以前、映画や結婚式、お葬式では泣けないのに、スポーツに関することでは心が揺さぶられ、涙が止まらなくなることが多いというブログを書きました。

→ 高校野球のはなし

 

 

開催中のラグビーワールドカップ、南アフリカと日本の試合はご覧になりましたでしょうか?

私は翌朝からくり返し試合を観て、一日中泣いていました。

 

 

家族からも気持ち悪いと罵られる、この「スポーツ限定の涙もろさ」がどういうメカニズムなのか、これまでうまく説明できませんでした。

 

今回のようにスポーツ史に残るような大試合だから感動するというわけでもありません。

上のブログでも書いた通り、高校野球の地方予選の何でもない1シーンでも泣いてしまうのです。

 

 

 

南ア戦で私の涙腺を決壊させたのは、観客と選手の表情でした。

 

試合開始前、カメラに映る観客は皆ニコニコとしています。

南アのファン、中立のラグビーファン、そして日本を応援しているファンでさえ、会場の観客は一人たりとも日本が南アフリカに勝つことなど予想も期待もしていません。

必勝と書かれたハチマキを巻いた日本人もいますが、おどけているだけで本気で勝つとは思っていなかったでしょう。

「せめて接戦が観れたら」「初戦から100点取られるような大敗は痛い」ということを考えていたかもしれません。(少なくとも私は)

 

 

日本が先制点を挙げたときも、それは変わりませんでした。

日本のファンは「喜べるのは今だけだ」と言わんばかりに、おどけた表情でカメラにアピールしていますし、南アのファンや中立の観客は、余裕の表情で(にやにやしている人も多い)拍手を送っていました。

 

 

しかし、日本の選手だけは表情が違います。

くり返し試合を見ているとよく分かるのですが、試合開始前から終了の瞬間まで、全員が勝つことを信じて疑わない目をしています。

 

 

結果はみなさんご存知の通り。

ラグビー史上どころか、スポーツ史上でも最大の番狂わせという試合になりました。

 

試合が進むにつれて日本のファンの表情は、「大敗はなさそうだ」→「イイところまでいくんじゃないか」→「ひょっとして」→「信じられない」→「・・・」と変わります。

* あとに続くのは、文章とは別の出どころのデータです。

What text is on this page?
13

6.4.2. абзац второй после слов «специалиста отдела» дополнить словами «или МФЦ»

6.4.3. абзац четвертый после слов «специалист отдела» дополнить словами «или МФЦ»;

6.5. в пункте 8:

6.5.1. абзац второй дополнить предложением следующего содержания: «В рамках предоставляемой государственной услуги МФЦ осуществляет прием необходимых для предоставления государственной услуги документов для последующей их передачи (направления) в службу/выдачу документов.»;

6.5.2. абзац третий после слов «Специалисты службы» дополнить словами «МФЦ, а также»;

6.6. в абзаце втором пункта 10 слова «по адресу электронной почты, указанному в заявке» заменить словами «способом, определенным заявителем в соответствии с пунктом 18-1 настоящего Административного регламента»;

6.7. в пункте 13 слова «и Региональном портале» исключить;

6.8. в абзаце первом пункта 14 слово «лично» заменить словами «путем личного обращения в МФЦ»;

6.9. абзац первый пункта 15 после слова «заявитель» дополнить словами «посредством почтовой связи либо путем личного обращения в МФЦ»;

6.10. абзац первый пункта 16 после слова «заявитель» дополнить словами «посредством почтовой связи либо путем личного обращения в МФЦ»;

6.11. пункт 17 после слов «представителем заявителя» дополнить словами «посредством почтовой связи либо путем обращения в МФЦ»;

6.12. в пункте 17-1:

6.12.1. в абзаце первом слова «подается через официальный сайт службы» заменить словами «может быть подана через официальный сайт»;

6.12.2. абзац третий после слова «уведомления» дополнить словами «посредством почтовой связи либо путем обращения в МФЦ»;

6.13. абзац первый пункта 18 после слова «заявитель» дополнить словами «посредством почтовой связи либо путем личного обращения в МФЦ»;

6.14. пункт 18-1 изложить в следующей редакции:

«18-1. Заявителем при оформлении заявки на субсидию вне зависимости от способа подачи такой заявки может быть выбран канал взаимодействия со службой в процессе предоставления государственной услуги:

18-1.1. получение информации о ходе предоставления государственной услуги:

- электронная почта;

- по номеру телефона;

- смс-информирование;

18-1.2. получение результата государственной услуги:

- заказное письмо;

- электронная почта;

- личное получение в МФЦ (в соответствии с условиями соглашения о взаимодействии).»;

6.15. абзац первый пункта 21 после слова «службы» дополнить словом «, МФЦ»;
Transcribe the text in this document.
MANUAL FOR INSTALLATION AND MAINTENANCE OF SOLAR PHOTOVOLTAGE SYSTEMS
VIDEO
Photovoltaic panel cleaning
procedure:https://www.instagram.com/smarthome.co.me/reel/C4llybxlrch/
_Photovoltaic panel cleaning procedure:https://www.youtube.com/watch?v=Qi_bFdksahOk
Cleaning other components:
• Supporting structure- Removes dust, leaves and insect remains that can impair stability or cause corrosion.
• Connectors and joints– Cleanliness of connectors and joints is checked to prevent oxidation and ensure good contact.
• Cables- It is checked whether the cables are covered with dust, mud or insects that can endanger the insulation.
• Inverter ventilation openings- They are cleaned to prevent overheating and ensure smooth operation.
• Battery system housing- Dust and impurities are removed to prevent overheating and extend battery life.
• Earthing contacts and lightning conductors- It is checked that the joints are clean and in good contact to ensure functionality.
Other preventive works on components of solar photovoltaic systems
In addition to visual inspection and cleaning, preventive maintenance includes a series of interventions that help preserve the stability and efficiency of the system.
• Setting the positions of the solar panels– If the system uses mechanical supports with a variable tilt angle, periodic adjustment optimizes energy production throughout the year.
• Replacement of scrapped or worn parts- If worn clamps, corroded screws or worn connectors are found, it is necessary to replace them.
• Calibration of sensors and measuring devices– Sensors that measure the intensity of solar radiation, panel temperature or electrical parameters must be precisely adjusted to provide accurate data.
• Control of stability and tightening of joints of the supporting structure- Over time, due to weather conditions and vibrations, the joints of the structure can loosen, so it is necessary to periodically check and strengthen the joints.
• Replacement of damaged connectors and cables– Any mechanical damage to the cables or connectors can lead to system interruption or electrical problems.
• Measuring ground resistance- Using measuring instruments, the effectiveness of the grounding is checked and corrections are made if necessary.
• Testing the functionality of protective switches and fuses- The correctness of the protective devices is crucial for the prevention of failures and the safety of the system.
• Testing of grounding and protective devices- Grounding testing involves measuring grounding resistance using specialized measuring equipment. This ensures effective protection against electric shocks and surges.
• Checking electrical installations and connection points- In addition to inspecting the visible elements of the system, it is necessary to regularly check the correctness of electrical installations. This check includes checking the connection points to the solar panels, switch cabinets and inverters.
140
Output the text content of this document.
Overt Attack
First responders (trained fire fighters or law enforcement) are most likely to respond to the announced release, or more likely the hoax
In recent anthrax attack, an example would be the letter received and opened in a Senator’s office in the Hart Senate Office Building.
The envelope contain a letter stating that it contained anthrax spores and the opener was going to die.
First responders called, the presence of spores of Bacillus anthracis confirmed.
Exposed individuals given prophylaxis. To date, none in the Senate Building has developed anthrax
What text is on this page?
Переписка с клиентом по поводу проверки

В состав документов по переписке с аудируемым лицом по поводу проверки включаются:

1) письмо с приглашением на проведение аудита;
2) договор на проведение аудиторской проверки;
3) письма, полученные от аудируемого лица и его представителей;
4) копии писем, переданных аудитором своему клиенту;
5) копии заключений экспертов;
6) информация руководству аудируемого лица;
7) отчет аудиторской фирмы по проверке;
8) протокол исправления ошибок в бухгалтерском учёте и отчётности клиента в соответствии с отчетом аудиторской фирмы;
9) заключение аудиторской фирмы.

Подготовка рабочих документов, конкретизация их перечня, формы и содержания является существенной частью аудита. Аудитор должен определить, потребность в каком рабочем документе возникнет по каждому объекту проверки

南アのファンの表情は、「日本もなかなかやるじゃない」→「良いゲームが観られた」→「あれ?また追いつかれた」→「まさか」→「・・・」

 

一方、応援してくれているファンでさえ勝つことを期待していない中で、一貫して勝利を信じてやまない日本選手の表情。

 

 

普段の自分はずるいことも考えるし、卑怯なこともする。

スポーツを通して、まっすぐに打算なく行動している人を見て、私は心を揺さぶられて泣いてしまうんだなと気づいた次第です。